Un article de Wikipédia, l'encyclopédie libre.

La mystique féminine (en allemand Frauenmystik) est un courant spirituel mystique chrétien qui connaît une certaine importance du XIIe au XIVe siècle en Europe centrale[1].

Bien qu'elle ait en commun avec elles la stigmatisation et l'expérience extatique de l'eucharistie, la mystique féminine se distingue des autres formes de mystique chrétienne par une expérience corporelle du Christ particulière, en tant que mère ou par le mariage mystique. La mystique féminine précède de peu le courant de la mystique rhénane et partage certains éléments avec celui-ci.

Hildegarde recevant l’inspiration divine, manuscrit médiéval.

Débuts de la mystique féminine durant le haut Moyen Âge

[modifier | modifier le code]

La première mystique féminine allemande est Hildegarde de Bingen, qui dit avoir reçu des visions prophétiques et les avoir retranscrites.
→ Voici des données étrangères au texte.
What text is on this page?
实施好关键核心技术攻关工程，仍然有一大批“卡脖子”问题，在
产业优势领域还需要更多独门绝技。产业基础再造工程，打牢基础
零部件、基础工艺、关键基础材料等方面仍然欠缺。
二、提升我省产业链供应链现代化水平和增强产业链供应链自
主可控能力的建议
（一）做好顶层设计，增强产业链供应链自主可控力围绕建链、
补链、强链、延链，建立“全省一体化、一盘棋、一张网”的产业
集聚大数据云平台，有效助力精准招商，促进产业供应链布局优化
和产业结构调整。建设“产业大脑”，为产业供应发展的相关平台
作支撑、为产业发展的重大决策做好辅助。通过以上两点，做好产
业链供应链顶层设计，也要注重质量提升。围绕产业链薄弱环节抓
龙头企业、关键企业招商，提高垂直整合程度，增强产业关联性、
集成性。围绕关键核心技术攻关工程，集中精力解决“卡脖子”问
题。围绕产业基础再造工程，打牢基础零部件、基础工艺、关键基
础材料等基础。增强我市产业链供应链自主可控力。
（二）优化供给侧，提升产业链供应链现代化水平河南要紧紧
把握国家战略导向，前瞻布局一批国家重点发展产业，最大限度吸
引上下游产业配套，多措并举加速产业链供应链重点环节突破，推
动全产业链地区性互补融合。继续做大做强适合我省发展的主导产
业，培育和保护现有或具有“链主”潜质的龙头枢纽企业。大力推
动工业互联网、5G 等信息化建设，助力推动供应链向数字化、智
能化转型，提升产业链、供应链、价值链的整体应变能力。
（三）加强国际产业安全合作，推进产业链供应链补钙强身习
Elle les transmet lors de ses voyages et de prêches publics.

Aux XIIe et XIIIe siècles, le clergé observe et décrit, dans la Principauté de Liège, au Duché de Brabant ainsi qu'en Italie que de plus en plus de religieuses pratiquent de nouvelles formes de dévotion au Christ et à Marie, impliquant des vœux de chasteté, de l'ascèse et des vœux de pauvreté, aussi bien que des extases et des adorations eucharistiques extrêmes. Ces femmes mystiques sont largement décrites par les hagiographes dans les vitae. Il s'agit principalement de religieuses, comme les cisterciennes Lutgarde de Tongres, Ida de Léau, Ida de Löwen, Adelheid de Scharbecke, Ida de Nivelles et Béatrice de Nazareth, la bénédictine Julienne de Cornillon, ou encore des femmes telles que Christine l'Admirable, Ivette de Huy et Christine de Hane (de).
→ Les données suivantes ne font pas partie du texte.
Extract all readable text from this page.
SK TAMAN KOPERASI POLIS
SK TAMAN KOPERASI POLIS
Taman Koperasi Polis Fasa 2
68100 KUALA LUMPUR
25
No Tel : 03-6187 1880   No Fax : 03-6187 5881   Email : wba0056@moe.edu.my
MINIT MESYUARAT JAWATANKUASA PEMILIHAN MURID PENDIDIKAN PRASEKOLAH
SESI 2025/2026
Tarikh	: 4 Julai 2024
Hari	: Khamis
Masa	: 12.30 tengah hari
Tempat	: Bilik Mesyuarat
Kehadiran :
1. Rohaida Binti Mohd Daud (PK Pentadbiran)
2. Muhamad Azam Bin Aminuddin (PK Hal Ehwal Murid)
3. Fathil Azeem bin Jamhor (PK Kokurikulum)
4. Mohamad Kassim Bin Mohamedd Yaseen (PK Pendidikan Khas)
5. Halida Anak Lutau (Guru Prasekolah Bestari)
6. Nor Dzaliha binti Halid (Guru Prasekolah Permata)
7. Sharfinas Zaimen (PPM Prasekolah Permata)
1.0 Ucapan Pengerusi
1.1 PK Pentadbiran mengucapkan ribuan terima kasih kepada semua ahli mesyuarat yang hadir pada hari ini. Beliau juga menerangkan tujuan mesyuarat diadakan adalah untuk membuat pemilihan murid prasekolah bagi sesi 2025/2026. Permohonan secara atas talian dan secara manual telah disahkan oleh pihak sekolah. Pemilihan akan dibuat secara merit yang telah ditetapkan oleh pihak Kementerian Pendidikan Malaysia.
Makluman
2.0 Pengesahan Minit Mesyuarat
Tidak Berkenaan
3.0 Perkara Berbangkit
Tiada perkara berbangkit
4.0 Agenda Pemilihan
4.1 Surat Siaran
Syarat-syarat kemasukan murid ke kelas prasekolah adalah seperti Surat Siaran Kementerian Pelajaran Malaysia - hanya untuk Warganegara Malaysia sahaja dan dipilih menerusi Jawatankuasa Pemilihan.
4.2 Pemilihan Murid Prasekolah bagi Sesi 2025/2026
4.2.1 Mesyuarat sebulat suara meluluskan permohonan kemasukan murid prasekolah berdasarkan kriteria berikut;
Contrairement aux ordres masculins, qui exerçaient ouvertement leur spiritualité dans le monde avec des activités telles que la fondation de monastères, l'organisation de couvents ou la lutte contre les hérétiques, les religieuses allemandes, en particulier les béguines et les cisterciennes, ont développé leur propre spiritualité tournée sur leur vie intérieure, avec des visions, des expériences intenses d'union avec le Christ et une expérience extatique de l'Eucharistie. Les expériences physiques du Christ comprenaient le fait de ressentir les battements du cœur de Jésus ainsi que des rencontres directes avec Jésus enfant, Jésus âgé de douze ans ou avec Jésus en Homme de douleurs[2].

Bien que l'on puisse supposer que ces femmes pieuses (mulieres sanctae ou religiosae) étaient éduquées et alphabétisées, à l'exception d'un traité de Béatrice de Nazareth, aucun témoignage personnel du début de la mythique féminine ne nous est parvenu et il ne reste que les vitae écrites par les hagiographes et les Schwesternbuch pour le relater.
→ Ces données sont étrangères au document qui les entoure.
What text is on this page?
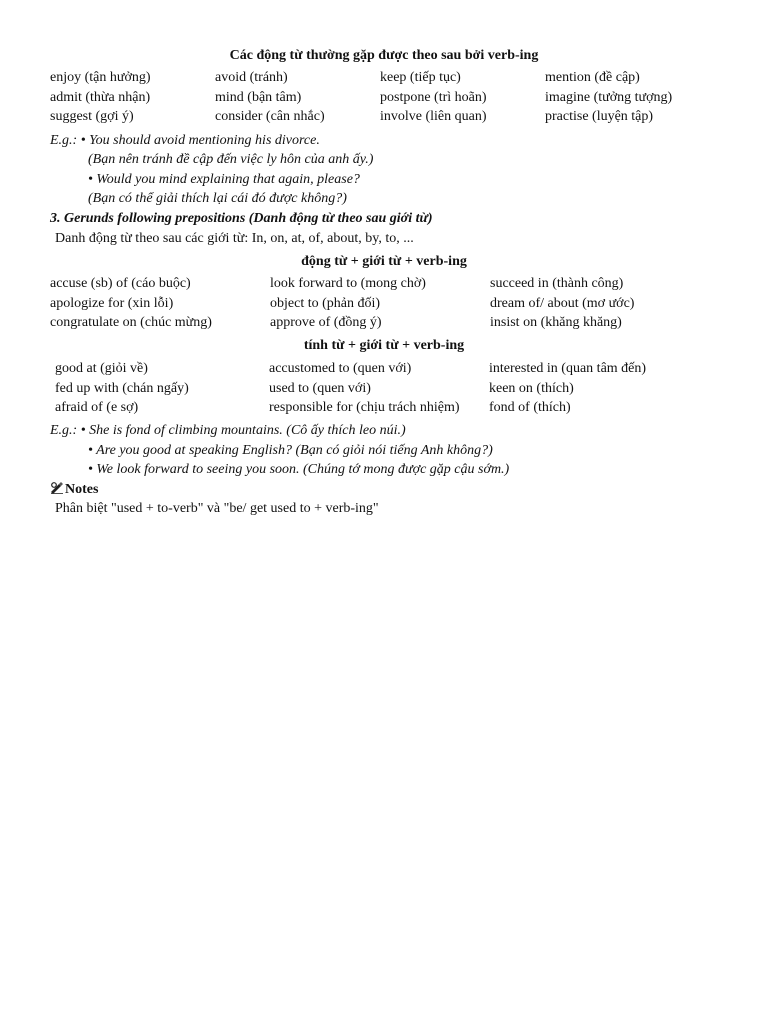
Các động từ thường gặp được theo sau bởi verb-ing
enjoy (tận hưởng)	avoid (tránh)	keep (tiếp tục)	mention (đề cập)
admit (thừa nhận)	mind (bận tâm)	postpone (trì hoãn)	imagine (tưởng tượng)
suggest (gợi ý)	consider (cân nhắc)	involve (liên quan)	practise (luyện tập)
E.g.: • You should avoid mentioning his divorce.
(Bạn nên tránh đề cập đến việc ly hôn của anh ấy.)
• Would you mind explaining that again, please?
(Bạn có thể giải thích lại cái đó được không?)
3. Gerunds following prepositions (Danh động từ theo sau giới từ)
Danh động từ theo sau các giới từ: In, on, at, of, about, by, to, ...
động từ + giới từ + verb-ing
accuse (sb) of (cáo buộc)	look forward to (mong chờ)	succeed in (thành công)
apologize for (xin lỗi)	object to (phản đối)	dream of/ about (mơ ước)
congratulate on (chúc mừng)	approve of (đồng ý)	insist on (khăng khăng)
tính từ + giới từ + verb-ing
good at (giỏi về)	accustomed to (quen với)	interested in (quan tâm đến)
fed up with (chán ngấy)	used to (quen với)	keen on (thích)
afraid of (e sợ)	responsible for (chịu trách nhiệm)	fond of (thích)
E.g.: • She is fond of climbing mountains. (Cô ấy thích leo núi.)
• Are you good at speaking English? (Bạn có giỏi nói tiếng Anh không?)
• We look forward to seeing you soon. (Chúng tớ mong được gặp cậu sớm.)
Notes
Phân biệt "used + to-verb" và "be/ get used to + verb-ing"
Les béguines et mystiques hors des couvents

[modifier | modifier le code]
Gravure sur bois représentant une béguine, tirée de l'ouvrage Des dodes dantz, Lübeck 1489.

Au XIIIe siècle, les béguines, qui partagent les particularités de la mystique féminine mais intègrent également des éléments de la mystique rhénane sont de plus en plus exposées à la suspicion ecclésiastique d'hérésie parce qu'elles professent dans des communautés laïques très difficilement contrôlables et qu'elles suivent leurs propres enseignements. Parmi elles, très peu de femmes ont laissé des traces écrites :

  • L'auteure Hadewijch d'Anvers (XIIIe siècle) a basé ses travaux sur des modèles existants, en partie courtois et poétiques. Il a été suggéré qu'elle a écrit ses écrits en tant qu'enseignante exilée à ses disciples.
  • Mathilde de Magdebourg (1207–1282) a rassemblé une collection d'écrits religieux et mystiques sous le titre La lumière fluente de la divinité, dans un style littéraire s'écartant de la tradition et faisant appel à des métaphores inédites et des néologismes. Ses écrits firent scandale et les béguines, après des années de persécution, se retirèrent au monastère cistercien de Helfta (de).
  • Marguerite Porete (milieu du XIIIe siècle – 1310), qui a d'abord enseigné dans le Hainaut et plus tard à Paris et dont les vues théologiques étaient proches de son contemporain Maître Eckhart, a été brûlée comme hérétique récidiviste en 1310 pour avoir continué à diffuser son livre Le Miroir des âmes simples.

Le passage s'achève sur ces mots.